Coming back to work for hospice is a natural fit for Settje. She has been both a staff member and a volunteer for the nonprofit for 16 years, stationed in her latest role for about the past three years.
Years ago Settje remembers when hospice would serve 50 patients a year. That has grown to 400 patients a year. Hospice was started locally in 1993 as a compassionate way to offer care to those with serious illnesses in the end of life stages and to offer support to loved ones.
“We know that every life we touch has a more graceful way of leaving this world,” Settje said. “We not only touch the patient’s life, we touch the loved ones’ lives as well, with grief counseling to get them through a difficult time.”

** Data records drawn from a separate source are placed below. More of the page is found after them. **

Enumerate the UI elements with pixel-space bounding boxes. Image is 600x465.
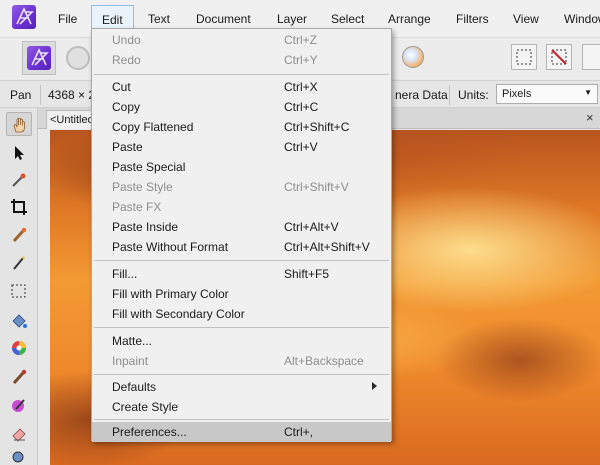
selection-brush-tool[interactable] — [6, 223, 32, 247]
document-dimensions: 4368 × 2 — [48, 88, 96, 102]
close-document-icon[interactable]: × — [586, 110, 594, 125]
menu-item-matte[interactable]: Matte... — [92, 331, 391, 351]
menu-separator — [94, 419, 389, 420]
menu-item-paste-without-format[interactable]: Paste Without Format Ctrl+Alt+Shift+V — [92, 237, 391, 257]
gradient-tool[interactable] — [6, 336, 32, 360]
color-picker-swatch-icon[interactable] — [402, 46, 424, 68]
liquify-persona-icon[interactable] — [66, 46, 90, 70]
menu-view[interactable]: View — [513, 11, 539, 27]
menu-item-fill-primary[interactable]: Fill with Primary Color — [92, 284, 391, 304]
hand-icon — [13, 117, 25, 133]
crop-tool[interactable] — [6, 195, 32, 219]
photo-persona-button[interactable] — [22, 41, 56, 75]
zoom-tool[interactable] — [6, 447, 32, 465]
menu-separator — [94, 327, 389, 328]
menu-item-defaults[interactable]: Defaults — [92, 377, 391, 397]
photo-persona-icon — [27, 46, 51, 70]
menu-item-fill[interactable]: Fill... Shift+F5 — [92, 264, 391, 284]
clone-brush-tool[interactable] — [6, 393, 32, 417]
divider — [449, 85, 450, 105]
menu-item-create-style[interactable]: Create Style — [92, 397, 391, 417]
tools-panel — [0, 108, 38, 465]
marquee-selection-icon — [11, 284, 26, 298]
crop-icon — [11, 199, 27, 215]
menu-filters[interactable]: Filters — [456, 11, 489, 27]
flood-fill-icon — [12, 314, 27, 328]
menu-layer[interactable]: Layer — [277, 11, 307, 27]
color-wheel-icon — [12, 341, 26, 355]
color-picker-icon — [12, 173, 26, 187]
menu-select[interactable]: Select — [331, 11, 364, 27]
hand-tool[interactable] — [6, 112, 32, 136]
erase-brush-tool[interactable] — [6, 421, 32, 445]
paint-brush-tool[interactable] — [6, 365, 32, 389]
menu-document[interactable]: Document — [196, 11, 251, 27]
submenu-arrow-icon — [372, 382, 377, 390]
menu-item-copy-flattened[interactable]: Copy Flattened Ctrl+Shift+C — [92, 117, 391, 137]
units-value: Pixels — [502, 88, 532, 100]
menu-text[interactable]: Text — [148, 11, 170, 27]
menu-separator — [94, 74, 389, 75]
erase-brush-icon — [12, 428, 26, 442]
flood-fill-tool[interactable] — [6, 309, 32, 333]
move-pointer-icon — [15, 146, 24, 160]
affinity-photo-logo-icon[interactable] — [12, 5, 36, 29]
units-label: Units: — [458, 88, 489, 102]
menu-item-preferences[interactable]: Preferences... Ctrl+, — [92, 422, 391, 442]
selection-brush-icon — [13, 256, 25, 270]
menu-separator — [94, 374, 389, 375]
paint-brush-icon — [12, 227, 27, 243]
chevron-down-icon: ▼ — [584, 88, 592, 97]
units-dropdown[interactable]: Pixels ▼ — [496, 84, 598, 104]
invert-selection-icon[interactable] — [582, 44, 600, 70]
clone-brush-icon — [12, 399, 25, 412]
menu-item-copy[interactable]: Copy Ctrl+C — [92, 97, 391, 117]
divider — [40, 85, 41, 105]
color-picker-tool[interactable] — [6, 168, 32, 192]
menu-arrange[interactable]: Arrange — [388, 11, 431, 27]
current-tool-name: Pan — [10, 88, 32, 102]
menu-item-paste[interactable]: Paste Ctrl+V — [92, 137, 391, 157]
zoom-icon — [12, 451, 24, 463]
menu-item-fill-secondary[interactable]: Fill with Secondary Color — [92, 304, 391, 324]
menu-window[interactable]: Window — [564, 11, 600, 27]
menu-item-paste-style[interactable]: Paste Style Ctrl+Shift+V — [92, 177, 391, 197]
menu-item-inpaint[interactable]: Inpaint Alt+Backspace — [92, 351, 391, 371]
menu-item-paste-fx[interactable]: Paste FX — [92, 197, 391, 217]
menu-item-cut[interactable]: Cut Ctrl+X — [92, 77, 391, 97]
menu-separator — [94, 260, 389, 261]
move-tool[interactable] — [6, 141, 32, 165]
menu-item-undo[interactable]: Undo Ctrl+Z — [92, 30, 391, 50]
marquee-mode-icon[interactable] — [511, 44, 537, 70]
menu-item-redo[interactable]: Redo Ctrl+Y — [92, 50, 391, 70]
camera-data-label[interactable]: nera Data — [395, 88, 448, 102]
flood-select-tool[interactable] — [6, 251, 32, 275]
marquee-tool[interactable] — [6, 279, 32, 303]
pixel-brush-icon — [12, 369, 27, 385]
edit-menu-dropdown: Undo Ctrl+Z Redo Ctrl+Y Cut Ctrl+X Copy … — [91, 28, 392, 442]
menu-item-paste-inside[interactable]: Paste Inside Ctrl+Alt+V — [92, 217, 391, 237]
menu-file[interactable]: File — [58, 11, 77, 27]
menu-item-paste-special[interactable]: Paste Special — [92, 157, 391, 177]
deselect-icon[interactable] — [546, 44, 572, 70]
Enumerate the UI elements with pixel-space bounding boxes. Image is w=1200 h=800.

Settje is proud of the lovely and calming gardens that Tanglewood volunteers have created. All of the plants were donated, and each garden and feature is sponsored by area businesses.
Many of the gardens are in their second and third years and starting to fill out. The area, which is enclosed by a half-mile walking path and dotted with artful benches and water features, is a draw for patients, their families and staff.
“There is a lot of research done that being in a serene setting surrounded by nature is therapeutic,” Settje said. “There are raised beds that if someone is in a wheelchair they can cut a fresh herb or they can touch and feel the flowers.”
Tanglewood volunteers have a knack for bringing the outdoors in by rearranging donated floral arrangements. Volunteers separate the larger bouquets into smaller more personal arrangements to spread joy at the care center.
Settje’s role is to ensure volunteers are placed into roles that fit their personalities. She still laughs thinking about a time when a woman really wanted to volunteer at hospice but, unknown to Settje, abhorred gardening. The woman lasted about half a day with her hands in the dirt, but after coming clean about her needs, found other work that fit her skills within the organization.
Hospice is always seeking volunteers and has a variety of chores that span a broad range of talents, Settje assured.
“It’s such a wonderful, beautiful place to work that I just can’t imagine anybody not wanting to work here,” she said.
What a story! This hospice really has emphasized the caring and compassion that evolves from hospice care. I enjoy seeing volunteers bring beauty and light to an otherwise darkened day.